Касаткин и вообще был человек отзывчивый и практический. К тому же практика давно опозорила теорию. Так что, решил Костя, все эти бытовые правдочки и есть правда жизни.
2
ОТ КРЕМЛЯ ПОДАЛЬШЕ
А где она, жизнь?
Соседи по дому, столетние сталинские герои, вспоминали Кремль. И в окнах кремлевские прясла и башни казались теперь Косте пережитком прошлого. Даже знаменитый подземный кремлевский город, частично расчищенный и при Сталине наращённый, не манил, хотя Костя причастился тайн, пройдя в июле под Манежем до Берсеневки.

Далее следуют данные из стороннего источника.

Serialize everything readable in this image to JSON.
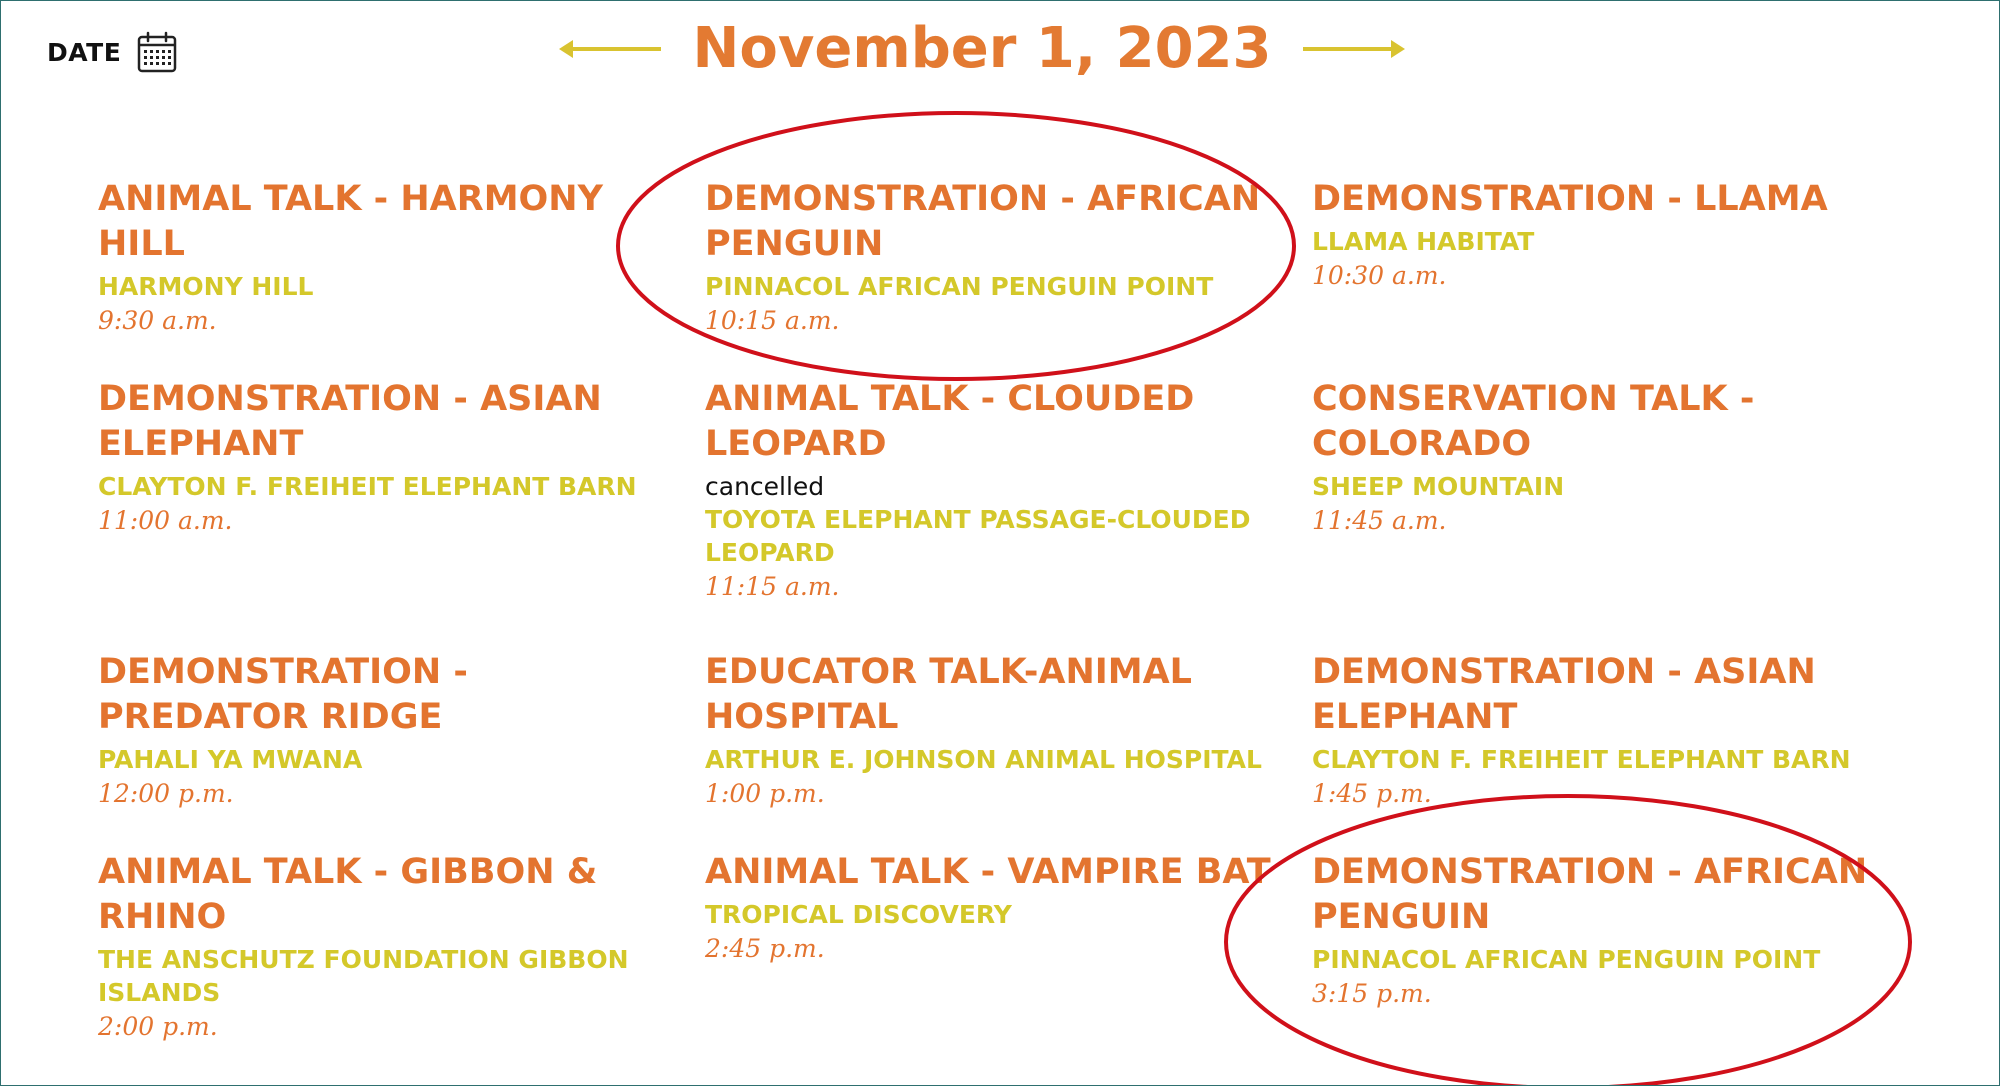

Правда, писали, что где-то между Угловой Арсенальной и Тайницкой башнями спрятана ивано-грозновская библиотека. Но Касаткин не верил. Книги собирает книголюб. Сердце у царя было известно где. Народ утешался байками об Иване грозном, но ученом. Сегодня в замуровках под кремлевскими стенами находили, одну костную труху.
Костин родной Дом на набережной был той же замуровкой с мертвечиной. Кто-то выпрыгнул из окна, кто-то сдавал квартиры и пропадал, бывшие вожди не жильцы, иностранцы и нувориши одномерны, как роботы. Жили рядом два типа неплохих, но верхний, друг детства Аркаша Блевицкий, спился и мечтал о бабе с деньгами, а новый сосед Леонид Иванович Иванов занимался компьютерным обеспечением и на выходные летал к сыну-школьнику в Итон.
А редакция домом Косте не была. Газетенка «Это Самое» после летних Костиных статей увеличила тираж втрое, взяла новых сотрудников и расширилась, арендовав еще одну бывшую коммуналку на той же площадке, сняв стену и сделав евроремонт. Мелкий еженедельник стал популярным таблоидом. Японский спонсор Канава по-европейски давал деньги и свободу.
Это бы и прекрасно. Костя считался маститым после летних статей о воровстве в Оружейке. Фамилия Касаткин овеялась ореолом кремлевских чудес. Но простота отношений с коллегами исчезла. Касаткин стал просто вывеской.
Костин друг, этосамовский моралист Борисоглебский сам был не рад, что выпестовал его. Ученик переплюнул учителя. Глеб по-прежнему вел рубрику «Вопросы и ответы». Он слал письма самому себе. Отвечал Борисоглебский остроумно, но получал гроши и завидовал касаткинской славе. Отношения Кости с Глебом дали трещину.
Фотограф Паша Паукер, немец с Урала, раньше был просто услужлив, теперь угодлив.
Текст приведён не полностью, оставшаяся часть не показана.